North Umpqua Wild and Scenic River
Renowned for outstanding salmon and steelhead fishing and exhilarating whitewater, the North Umpqua provides river running opportunities for paddlers of all skill levels, from placid waters to roaring rapids. The combination of large summer run steelhead, fly-fishing only restrictions and majestic scenery has drawn anglers from all over the world. This truly distinctive canyon landscape is characterized by a combination of clear, jade green rushing water, vertical rock cliffs and spires within a mosaic of mountain meadows and hemlock forests.
- Designation and Management
Designation Type and Date: Recreational; October 28, 1988
Length: 33.8 miles
Management Responsibilities: Roseburg BLM 8.4 miles, Umpqua National Forest 25.4 miles
- Outstandingly Remarkable Values
Fisheries: The combination of large summer run steelhead, fly-fishing only restrictions and majestic scenery has drawn anglers from all over the world.
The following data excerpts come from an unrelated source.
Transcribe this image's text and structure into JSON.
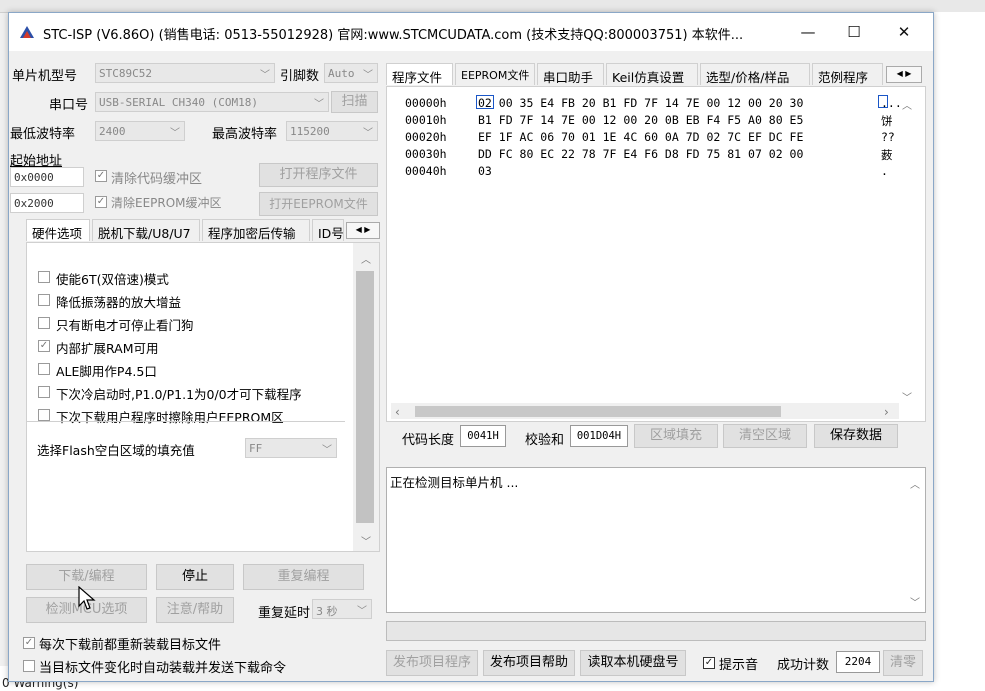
{
  "window": {
    "title": "STC-ISP (V6.86O) (销售电话: 0513-55012928) 官网:www.STCMCUDATA.com  (技术支持QQ:800003751) 本软件...",
    "minimize": "—",
    "maximize": "☐",
    "close": "✕"
  },
  "left": {
    "mcu_model_label": "单片机型号",
    "mcu_model_value": "STC89C52",
    "pin_count_label": "引脚数",
    "pin_count_value": "Auto",
    "port_label": "串口号",
    "port_value": "USB-SERIAL CH340 (COM18)",
    "scan_button": "扫描",
    "min_baud_label": "最低波特率",
    "min_baud_value": "2400",
    "max_baud_label": "最高波特率",
    "max_baud_value": "115200",
    "start_addr_label": "起始地址",
    "addr1_value": "0x0000",
    "clear_code_label": "清除代码缓冲区",
    "open_program_button": "打开程序文件",
    "addr2_value": "0x2000",
    "clear_eeprom_label": "清除EEPROM缓冲区",
    "open_eeprom_button": "打开EEPROM文件",
    "tabs": [
      "硬件选项",
      "脱机下载/U8/U7",
      "程序加密后传输",
      "ID号"
    ],
    "options": [
      {
        "label": "使能6T(双倍速)模式",
        "checked": false
      },
      {
        "label": "降低振荡器的放大增益",
        "checked": false
      },
      {
        "label": "只有断电才可停止看门狗",
        "checked": false
      },
      {
        "label": "内部扩展RAM可用",
        "checked": true
      },
      {
        "label": "ALE脚用作P4.5口",
        "checked": false
      },
      {
        "label": "下次冷启动时,P1.0/P1.1为0/0才可下载程序",
        "checked": false
      },
      {
        "label": "下次下载用户程序时擦除用户EEPROM区",
        "checked": false
      }
    ],
    "flash_fill_label": "选择Flash空白区域的填充值",
    "flash_fill_value": "FF",
    "download_button": "下载/编程",
    "stop_button": "停止",
    "reprogram_button": "重复编程",
    "check_mcu_button": "检测MCU选项",
    "help_button": "注意/帮助",
    "repeat_delay_label": "重复延时",
    "repeat_delay_value": "3 秒",
    "reload_label": "每次下载前都重新装载目标文件",
    "reload_checked": true,
    "auto_send_label": "当目标文件变化时自动装载并发送下载命令",
    "auto_send_checked": false
  },
  "right": {
    "tabs": [
      "程序文件",
      "EEPROM文件",
      "串口助手",
      "Keil仿真设置",
      "选型/价格/样品",
      "范例程序"
    ],
    "hex_rows": [
      {
        "addr": "00000h",
        "bytes": "02 00 35 E4 FB 20 B1 FD 7F 14 7E 00 12 00 20 30",
        "ascii": "..."
      },
      {
        "addr": "00010h",
        "bytes": "B1 FD 7F 14 7E 00 12 00 20 0B EB F4 F5 A0 80 E5",
        "ascii": "饼"
      },
      {
        "addr": "00020h",
        "bytes": "EF 1F AC 06 70 01 1E 4C 60 0A 7D 02 7C EF DC FE",
        "ascii": "??"
      },
      {
        "addr": "00030h",
        "bytes": "DD FC 80 EC 22 78 7F E4 F6 D8 FD 75 81 07 02 00",
        "ascii": "薮"
      },
      {
        "addr": "00040h",
        "bytes": "03",
        "ascii": "."
      }
    ],
    "code_length_label": "代码长度",
    "code_length_value": "0041H",
    "checksum_label": "校验和",
    "checksum_value": "001D04H",
    "region_fill_button": "区域填充",
    "clear_region_button": "清空区域",
    "save_data_button": "保存数据",
    "status_text": "正在检测目标单片机 ...",
    "publish_program_button": "发布项目程序",
    "publish_help_button": "发布项目帮助",
    "read_disk_button": "读取本机硬盘号",
    "sound_label": "提示音",
    "sound_checked": true,
    "success_count_label": "成功计数",
    "success_count_value": "2204",
    "clear_count_button": "清零"
  },
  "background": {
    "bottom_text": "0 Warning(s)"
  }
}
The river serves as needed habitat for a variety of resident and anadromous fish species, including summer and winter steelhead, fall and spring chinook, coho sea-run and cutthroat trout, and is distinguished from other rivers by the large and consistent numbers of native (non-hatchery) fish in the run. The North Umpqua summer steelhead fishery is considered one of the most outstanding on the West Coast.
Recreational: Renowned for outstanding salmon and steelhead fishing and exhilarating whitewater, the North Umpqua provides river running opportunities for paddlers of all skill levels, from placid waters to roaring rapids. The best months for enjoying whitewater are May, June and July. The 79-mile long North Umpqua Trail parallels the river and offers visitors challenging hiking and mountain biking experiences.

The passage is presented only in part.